ByMark Anthony Wade Lynch, writer at Creators.co
Trying to become Earth's Mightiest writer or at least one that people look for.
Mark Anthony Wade Lynch

There was a time where you couldn't get an A-or-B list actor to play a comic book character in a movie. Now, everybody from Al Pacino to Terry Crews wants in on the money and fame that comes with being in a comic book movie. The problem that comes with this is you get actors and actresses playing roles that may or may not be suited for them. A white character is now black, a man is now a woman, and an Asian character now does not exist. Is this always a bad thing? Absolutely not. For example, Michael Clarke Duncan was one of the few saving graces in the Daredevil movie. But there is something to be said for some specific characters staying their designated race, creed, ethnicity, and sexual orientation because these attributes are integral to their character.

Whenever this conversation comes up, the first two characters that pop in my head are Luke Cage and Steve Rogers-two characters that at a glance could not be further apart. But for those of us who really read and love comic books, they have a lot of the same ideals. While Steve Rogers wanted to protect his country, Luke Cage set out to protect a small part of New York. But what's makes them extraordinary is their character.

Steve Rogers:

All he wanted to do was defend his country.
All he wanted to do was defend his country.

In the 1930s and 1940s, it wasn't very acceptable to look at people of color as equals. But Steve Rogers was always one to look at someone's character, rather than their skin. Steve Rogers (not Captain America) being a white, blonde haired, blue eyed male and being a supporter of equal rights is important. Because, in those times, there weren't many people who stood up for everyone regardless of what they believed in. As long as you were good person, Steve Rogers would defend you. Heck, sometimes he sees more in people than they see in themselves and that means he sometimes defends criminals. Making Steve Rogers another race takes away from what he stood for. Not Captain America. Any race can take the Captain America mantle. But Steve Rogers' story is one of inclusivity, at a time when this wasn't something everyone- white males in particular- were striving for. Steve Rogers being a white male is crucial for his character arc.
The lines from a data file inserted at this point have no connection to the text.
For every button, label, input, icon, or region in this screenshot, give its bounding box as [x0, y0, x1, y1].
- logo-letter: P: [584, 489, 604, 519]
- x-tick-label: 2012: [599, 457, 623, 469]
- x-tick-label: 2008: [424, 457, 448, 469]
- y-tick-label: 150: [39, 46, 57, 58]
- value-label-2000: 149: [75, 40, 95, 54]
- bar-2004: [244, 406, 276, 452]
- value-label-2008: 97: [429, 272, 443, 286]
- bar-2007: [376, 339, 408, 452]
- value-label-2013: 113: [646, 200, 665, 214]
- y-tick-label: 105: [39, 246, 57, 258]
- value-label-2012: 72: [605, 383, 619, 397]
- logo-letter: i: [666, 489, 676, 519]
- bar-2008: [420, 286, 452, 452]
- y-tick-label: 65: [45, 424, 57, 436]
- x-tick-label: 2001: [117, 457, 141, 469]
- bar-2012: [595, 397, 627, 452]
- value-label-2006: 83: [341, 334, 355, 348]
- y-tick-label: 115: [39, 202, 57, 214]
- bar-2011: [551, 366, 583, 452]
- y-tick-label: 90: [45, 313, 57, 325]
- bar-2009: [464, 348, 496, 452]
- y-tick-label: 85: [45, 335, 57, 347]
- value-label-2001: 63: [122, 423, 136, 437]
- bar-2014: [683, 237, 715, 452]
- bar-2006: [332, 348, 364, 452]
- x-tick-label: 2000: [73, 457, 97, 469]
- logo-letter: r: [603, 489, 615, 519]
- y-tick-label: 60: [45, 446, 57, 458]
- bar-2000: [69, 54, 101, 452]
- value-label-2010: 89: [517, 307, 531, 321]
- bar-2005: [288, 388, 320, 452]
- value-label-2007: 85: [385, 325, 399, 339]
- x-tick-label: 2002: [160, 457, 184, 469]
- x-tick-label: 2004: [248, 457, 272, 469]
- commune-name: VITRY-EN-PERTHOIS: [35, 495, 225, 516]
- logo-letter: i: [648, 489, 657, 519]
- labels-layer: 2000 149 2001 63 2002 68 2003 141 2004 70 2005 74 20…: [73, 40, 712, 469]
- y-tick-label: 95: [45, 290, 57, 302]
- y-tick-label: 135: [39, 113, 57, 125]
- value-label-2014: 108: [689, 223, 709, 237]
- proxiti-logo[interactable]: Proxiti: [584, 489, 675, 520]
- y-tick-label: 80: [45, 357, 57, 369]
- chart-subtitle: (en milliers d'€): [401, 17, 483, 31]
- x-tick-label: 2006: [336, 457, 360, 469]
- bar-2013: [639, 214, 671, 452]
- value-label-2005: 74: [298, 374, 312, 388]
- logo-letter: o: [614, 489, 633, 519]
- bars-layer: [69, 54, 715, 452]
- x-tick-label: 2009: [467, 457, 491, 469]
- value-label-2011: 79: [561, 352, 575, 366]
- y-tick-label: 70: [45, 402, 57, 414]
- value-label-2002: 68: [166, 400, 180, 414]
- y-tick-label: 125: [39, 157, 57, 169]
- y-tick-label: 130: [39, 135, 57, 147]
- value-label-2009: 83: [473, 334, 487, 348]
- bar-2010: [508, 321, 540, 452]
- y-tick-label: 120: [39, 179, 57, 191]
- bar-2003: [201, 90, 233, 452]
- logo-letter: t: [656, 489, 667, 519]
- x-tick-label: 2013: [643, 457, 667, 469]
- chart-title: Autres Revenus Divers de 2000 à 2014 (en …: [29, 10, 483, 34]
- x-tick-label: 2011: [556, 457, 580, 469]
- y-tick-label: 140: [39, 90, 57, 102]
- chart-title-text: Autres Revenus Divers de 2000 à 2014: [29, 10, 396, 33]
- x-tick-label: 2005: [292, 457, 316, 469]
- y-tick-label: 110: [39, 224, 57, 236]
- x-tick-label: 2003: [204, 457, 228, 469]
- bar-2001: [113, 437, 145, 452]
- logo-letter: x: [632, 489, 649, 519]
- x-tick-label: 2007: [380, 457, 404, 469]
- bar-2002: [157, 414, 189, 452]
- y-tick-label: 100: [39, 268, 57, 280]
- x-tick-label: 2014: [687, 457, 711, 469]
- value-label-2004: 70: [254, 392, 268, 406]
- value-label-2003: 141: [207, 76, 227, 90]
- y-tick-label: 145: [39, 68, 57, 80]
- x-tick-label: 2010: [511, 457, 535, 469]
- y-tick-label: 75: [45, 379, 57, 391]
One of the deepest moments in comics.
One of the deepest moments in comics.

Luke Cage:

Then there's Luke Cage a character I couldn't stand until writer Brian Michael Bendis got a hold of him and made him more than just a stereotype in a yellow shirt. Bendis turned him into a leader of Marvel's premier superhero team. He went to jail, survived a super soldier like experiment, changed who he was, and never forgot where he came from, but never used it as a crutch. For me, a black man, I read Luke Cage in comics and I'm happy. He's not just some random black hero who only fights the man. He is black superhero who fights for everyone. And like Steve Rogers, Luke doesn't see color. Heck, his best friend is a rich goofy white guy and he married a white woman. Luke is proud of what he is and never shies away from telling people where he came from, because he eventually got out. Sure, this role could be played by a poor person of another color, but for a black male who didn't have a lot of black male superheroes to look up to, it's refreshing having someone like him around now. Luke Cage remained a hero all while raising his daughter, being a great, and a person the people in his community could look up to.

Awesome new characters. Not rehashed ones.
Awesome new characters. Not rehashed ones.

Michelle Rodriguez said it best when she said that we should be making more characters of different races instead of taking old characters and changing what they are. Look at Rey and Finn in Star Wars: The Force Awakens. They kicked @$$. A woman and a black guy. Two new characters that starred in a movie that was knocking on the door of being the highest-grossing film of all time. How did they do it? Good writing and great acting. It's a simple formula. Now, I know some people are not going to agree, and that's perfectly okay. I also know that I might be called all sorts of names for voicing my opinion. But I am sure we can all agree that it would be nice to see more NEW characters of all races (white, black, gay, Christian, Asian, etc) instead of rehashed characters with a new skin tone. It worked well for Steve Rogers and Luke Cage and many others, so there's no reason it can't work again.